This is a great resource for teaching some of the content of the global development module within A-level sociology. 

I caught the final episode of the BBC’s Mediterranean with Simon Reeve on Sunday night, and I ended up watching the whole thing! It may only be in the Med, which is relatively local to the UK, but nonetheless this final episode is so useful for illustrating many aspects of globalisation.

mediterranean globalisation.PNG

In retrospect I guess I shouldn’t be too surprised at this: the Med is the boarder between Europe, the Middle East and Africa after all, so it spans three very different regions in the world.

The documentary series is available on iplayer for the next 8 months, so you can use it for teaching globalisation for almost the entire 2019-20 academic year.
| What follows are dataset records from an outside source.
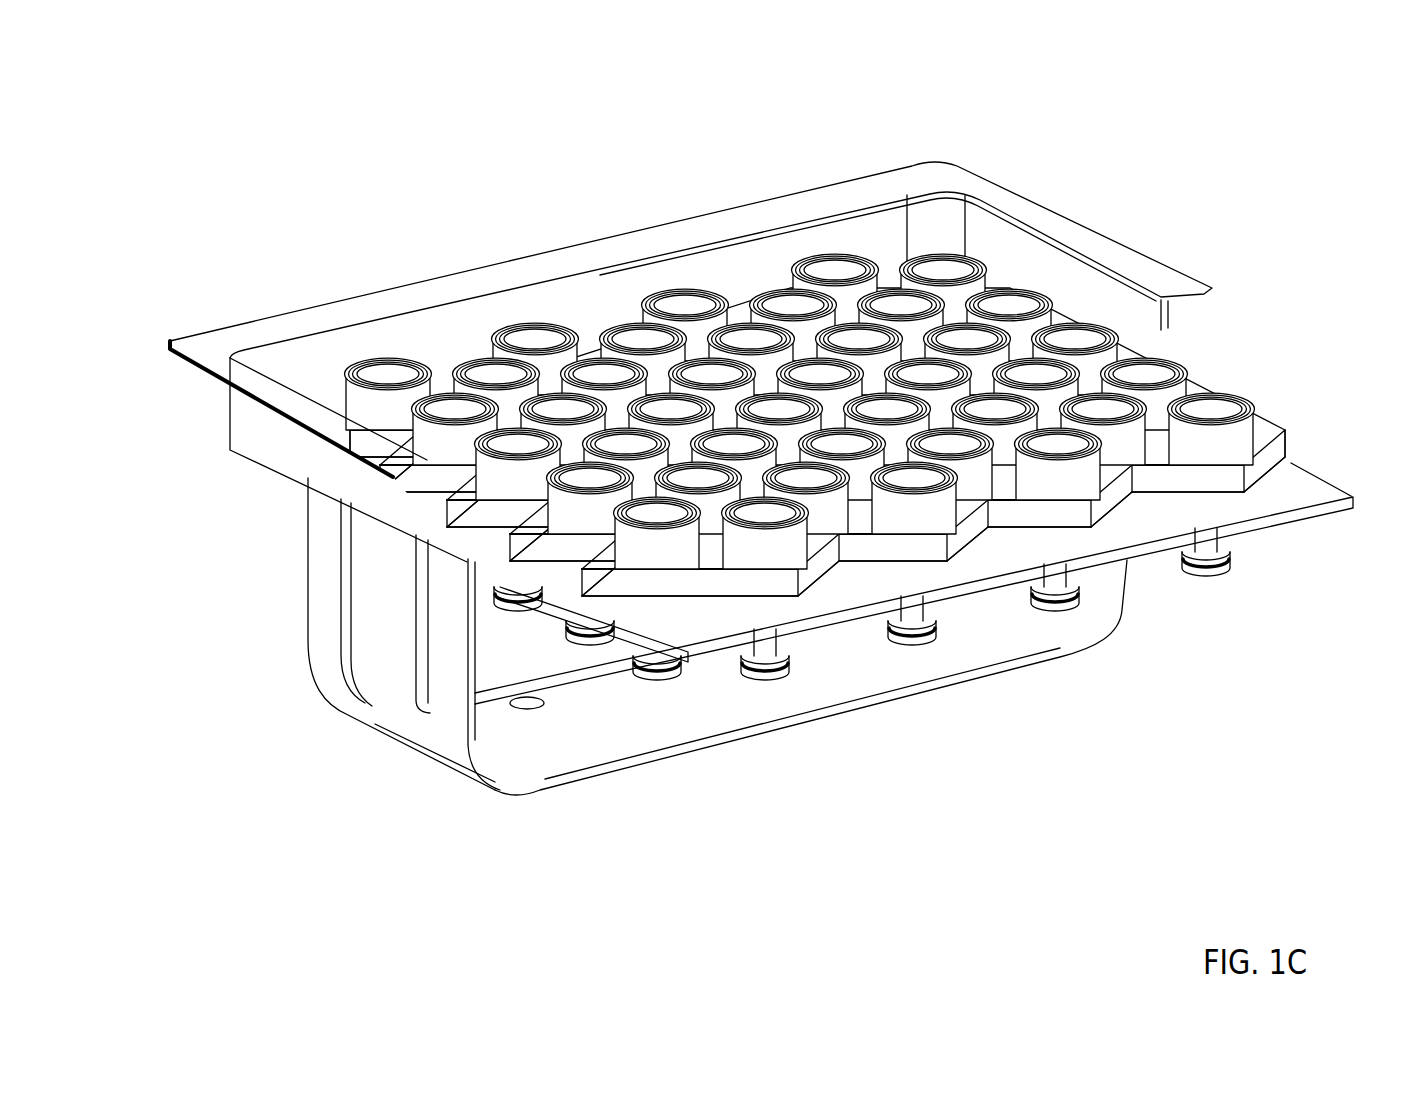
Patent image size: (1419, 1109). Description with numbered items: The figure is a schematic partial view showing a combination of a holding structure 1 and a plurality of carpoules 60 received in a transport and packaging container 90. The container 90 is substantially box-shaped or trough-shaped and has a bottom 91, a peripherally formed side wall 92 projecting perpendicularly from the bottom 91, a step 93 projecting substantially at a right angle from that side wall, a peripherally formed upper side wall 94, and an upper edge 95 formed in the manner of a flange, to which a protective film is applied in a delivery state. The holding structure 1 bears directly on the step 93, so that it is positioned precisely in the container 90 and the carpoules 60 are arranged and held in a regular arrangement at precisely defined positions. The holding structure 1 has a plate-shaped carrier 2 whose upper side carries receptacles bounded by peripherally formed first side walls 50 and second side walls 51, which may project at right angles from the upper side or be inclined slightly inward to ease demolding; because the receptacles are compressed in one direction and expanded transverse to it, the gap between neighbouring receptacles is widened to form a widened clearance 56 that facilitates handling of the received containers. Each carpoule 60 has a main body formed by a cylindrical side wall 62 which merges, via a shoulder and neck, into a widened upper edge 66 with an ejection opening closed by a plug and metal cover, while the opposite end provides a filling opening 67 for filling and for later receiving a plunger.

The transport and packaging container 90 is at (672, 305).
The upper edge 95 is at (203, 353).
The upper side wall 94 is at (253, 437).
The step 93 is at (281, 476).
The side wall 92 is at (380, 650).
The bottom 91 is at (610, 737).
The holding structure 1 is at (1030, 572).
The plate-shaped carrier 2 is at (858, 472).
The first side wall 50 is at (1262, 460).
The second side wall 51 is at (1252, 533).
The widened clearance for handling 56 is at (1155, 466).
The carpoule 60 is at (1255, 381).
The cylindrical side wall 62 is at (1229, 438).
The upper edge 66 is at (1221, 577).
The filling opening 67 is at (1219, 405).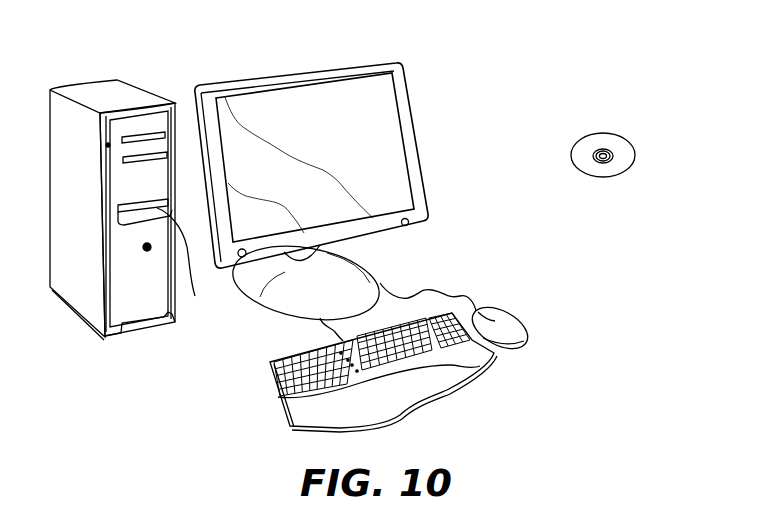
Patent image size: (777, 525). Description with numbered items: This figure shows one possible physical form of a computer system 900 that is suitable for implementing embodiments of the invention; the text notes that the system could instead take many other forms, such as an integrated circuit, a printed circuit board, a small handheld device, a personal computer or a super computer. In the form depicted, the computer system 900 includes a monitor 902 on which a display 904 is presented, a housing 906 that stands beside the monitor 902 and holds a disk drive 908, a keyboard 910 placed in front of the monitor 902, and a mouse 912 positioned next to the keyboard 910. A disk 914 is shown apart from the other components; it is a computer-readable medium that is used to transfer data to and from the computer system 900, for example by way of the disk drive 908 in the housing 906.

The computer system 900 is at (534, 47).
The monitor 902 is at (420, 163).
The display 904 is at (375, 102).
The housing 906 is at (100, 92).
The disk drive 908 is at (191, 265).
The keyboard 910 is at (283, 397).
The mouse 912 is at (520, 320).
The disk 914 is at (620, 133).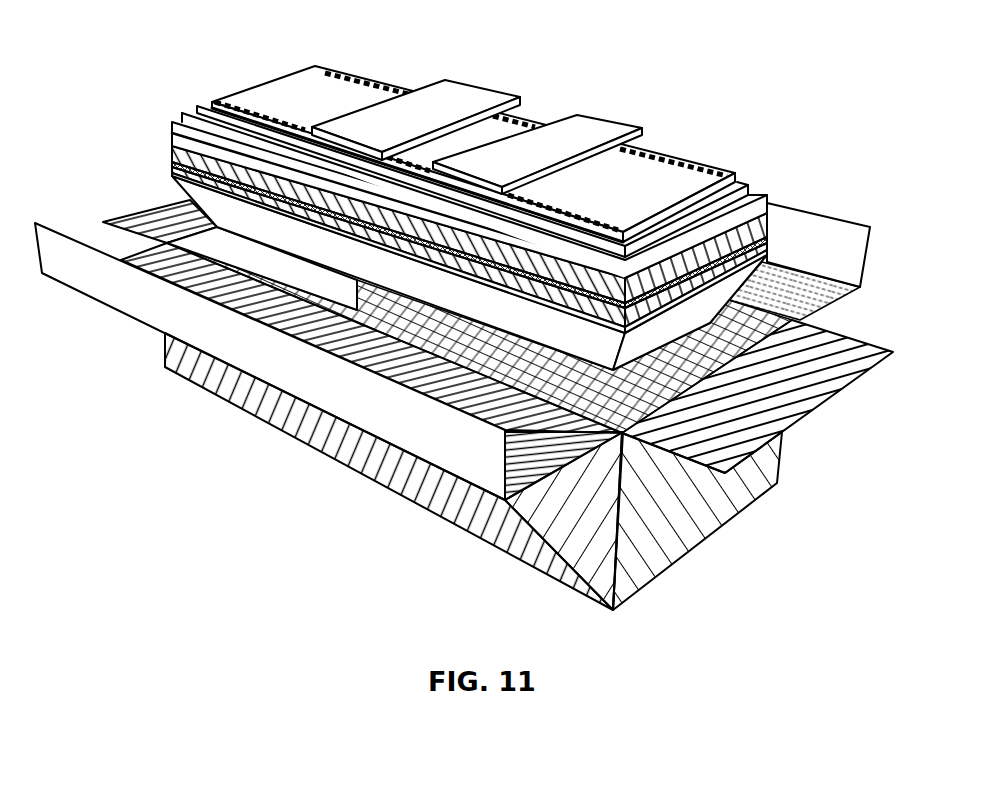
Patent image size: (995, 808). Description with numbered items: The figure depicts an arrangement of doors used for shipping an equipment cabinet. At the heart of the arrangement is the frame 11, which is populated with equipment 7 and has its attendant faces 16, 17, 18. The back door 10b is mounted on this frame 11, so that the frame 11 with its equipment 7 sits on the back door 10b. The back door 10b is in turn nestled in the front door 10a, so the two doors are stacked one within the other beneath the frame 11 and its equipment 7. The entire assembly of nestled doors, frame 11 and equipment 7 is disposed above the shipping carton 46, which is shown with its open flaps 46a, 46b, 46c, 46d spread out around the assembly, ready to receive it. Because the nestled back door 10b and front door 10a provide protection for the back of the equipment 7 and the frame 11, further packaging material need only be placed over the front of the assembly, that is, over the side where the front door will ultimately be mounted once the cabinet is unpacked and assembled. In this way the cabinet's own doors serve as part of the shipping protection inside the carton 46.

The frame 11 is at (536, 199).
The equipment 7 is at (600, 124).
The face 18 is at (650, 145).
The face 17 is at (750, 183).
The face 16 is at (760, 197).
The back door 10b is at (767, 227).
The front door 10a is at (765, 258).
The shipping carton 46 is at (476, 409).
The flap 46a is at (127, 302).
The flap 46b is at (840, 350).
The flap 46c is at (823, 233).
The flap 46d is at (138, 214).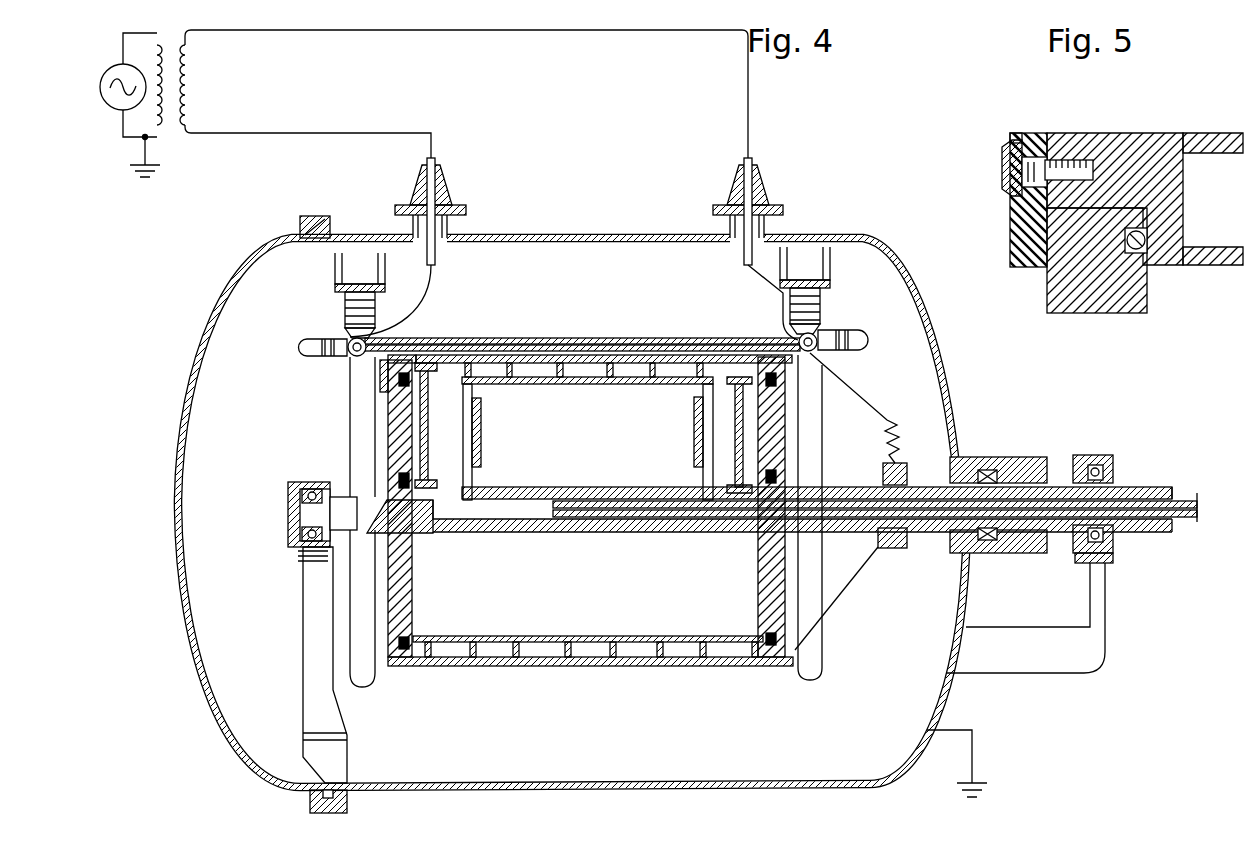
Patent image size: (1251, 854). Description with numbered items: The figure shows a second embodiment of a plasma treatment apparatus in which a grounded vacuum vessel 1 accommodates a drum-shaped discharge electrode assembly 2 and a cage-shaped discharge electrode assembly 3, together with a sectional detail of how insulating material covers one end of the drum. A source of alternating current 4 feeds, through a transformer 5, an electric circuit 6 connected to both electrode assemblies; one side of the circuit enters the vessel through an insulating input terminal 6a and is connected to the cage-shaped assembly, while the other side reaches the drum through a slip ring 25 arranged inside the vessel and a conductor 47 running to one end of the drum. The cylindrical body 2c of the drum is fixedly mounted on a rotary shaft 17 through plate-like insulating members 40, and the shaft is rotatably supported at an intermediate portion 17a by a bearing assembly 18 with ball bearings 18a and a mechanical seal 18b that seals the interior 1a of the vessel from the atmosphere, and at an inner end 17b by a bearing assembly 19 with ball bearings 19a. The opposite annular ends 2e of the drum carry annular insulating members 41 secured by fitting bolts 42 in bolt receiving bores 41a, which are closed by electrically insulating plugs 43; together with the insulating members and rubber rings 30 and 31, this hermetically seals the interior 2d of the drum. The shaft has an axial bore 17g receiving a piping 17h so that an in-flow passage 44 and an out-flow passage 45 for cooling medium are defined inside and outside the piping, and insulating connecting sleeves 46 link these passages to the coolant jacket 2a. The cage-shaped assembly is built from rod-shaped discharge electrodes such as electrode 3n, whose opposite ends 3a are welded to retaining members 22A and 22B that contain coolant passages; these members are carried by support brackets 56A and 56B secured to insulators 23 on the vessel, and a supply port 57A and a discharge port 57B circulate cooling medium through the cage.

In FIG. 4, the vacuum vessel 1 is at (388, 241).
In FIG. 4, the interior of the vacuum vessel 1a is at (573, 240).
In FIG. 4, the drum-shaped discharge electrode assembly 2 is at (532, 666).
In FIG. 5, the drum-shaped discharge electrode assembly 2 is at (1139, 135).
In FIG. 4, the coolant jacket 2a is at (493, 372).
In FIG. 4, the cylindrical body 2c is at (592, 666).
In FIG. 5, the cylindrical body 2c is at (1200, 133).
In FIG. 4, the interior of the drum-shaped discharge electrode assembly 2d is at (674, 622).
In FIG. 4, the annular ends 2e is at (385, 361).
In FIG. 5, the annular ends 2e is at (1038, 133).
In FIG. 4, the cage-shaped discharge electrode assembly 3 is at (565, 338).
In FIG. 4, the opposite ends of the rod-shaped discharge electrodes 3a is at (792, 340).
In FIG. 4, the rod-shaped discharge electrode 3n is at (646, 346).
In FIG. 4, the source of alternating current 4 is at (117, 112).
In FIG. 4, the transformer 5 is at (173, 127).
In FIG. 4, the electric circuit 6 is at (400, 31).
In FIG. 4, the input terminal 6a is at (437, 162).
In FIG. 4, the rotary shaft 17 is at (520, 533).
In FIG. 4, the intermediate portion of the rotary shaft 17a is at (945, 533).
In FIG. 4, the inner end of the rotary shaft 17b is at (330, 555).
In FIG. 4, the axial bore 17g is at (550, 508).
In FIG. 4, the piping 17h is at (1175, 516).
In FIG. 4, the bearing assembly 18 is at (980, 460).
In FIG. 4, the ball bearings 18a is at (1100, 465).
In FIG. 4, the mechanical seal 18b is at (1005, 482).
In FIG. 4, the bearing assembly 19 is at (300, 504).
In FIG. 4, the ball bearings 19a is at (300, 482).
In FIG. 4, the retaining member 22A is at (352, 700).
In FIG. 4, the retaining member 22B is at (810, 416).
In FIG. 4, the insulators 23 is at (822, 308).
In FIG. 4, the slip ring 25 is at (895, 550).
In FIG. 4, the rubber ring 30 is at (400, 380).
In FIG. 5, the rubber ring 30 is at (1150, 238).
In FIG. 4, the rubber ring 31 is at (400, 480).
In FIG. 4, the plate-like insulating member 40 is at (398, 430).
In FIG. 5, the plate-like insulating member 40 is at (1055, 300).
In FIG. 4, the annular insulating member 41 is at (382, 376).
In FIG. 5, the annular insulating member 41 is at (1012, 252).
In FIG. 5, the bolt receiving bore 41a is at (1014, 133).
In FIG. 5, the fitting bolt 42 is at (1010, 195).
In FIG. 5, the electrically insulating plug 43 is at (1001, 165).
In FIG. 4, the in-flow passage 44 is at (1172, 510).
In FIG. 4, the out-flow passage 45 is at (1140, 501).
In FIG. 4, the connecting sleeve 46 is at (476, 430).
In FIG. 4, the conductor 47 is at (828, 605).
In FIG. 4, the support bracket 56A is at (350, 339).
In FIG. 4, the support bracket 56B is at (816, 336).
In FIG. 4, the supply port 57A is at (335, 343).
In FIG. 4, the discharge port 57B is at (862, 331).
I can’t speak for other three episodes, but the final one alone covers the following, mainly focusing on migration and environmental problems in the Med.

  • How over-fishing has led to the declining viability of fishing for a living in Tunisia and how this is making fishermen turn to people smuggling (destination Europe) instead.
  • The brutality of detainment centres in Tunisia – in which illegal migrants, mainly from Sub-Saharan Africa are kept and effectively work as slaves.
  • The hundreds of square miles of plastic covered farms in Southern Spain which grow year round salad veg, much of which we eat in the UK.
  • The plight of the workers (often illegal migrants) who work in said salad farms.
  • The fact that much of the plastic waste from said farms ends up in tiny shreds in the Med and in our food chain.

Simon Reeves also visits Monaco, the world’s most expensive place, and comments that it’s a sunny place for shady people. He doesn’t seem too impressed by this tax haven for the undeserving privileged having spent the previous month touring around some of the less advantaged places in neighbouring countries.

Anyway, it’s a great documentary: very sociological!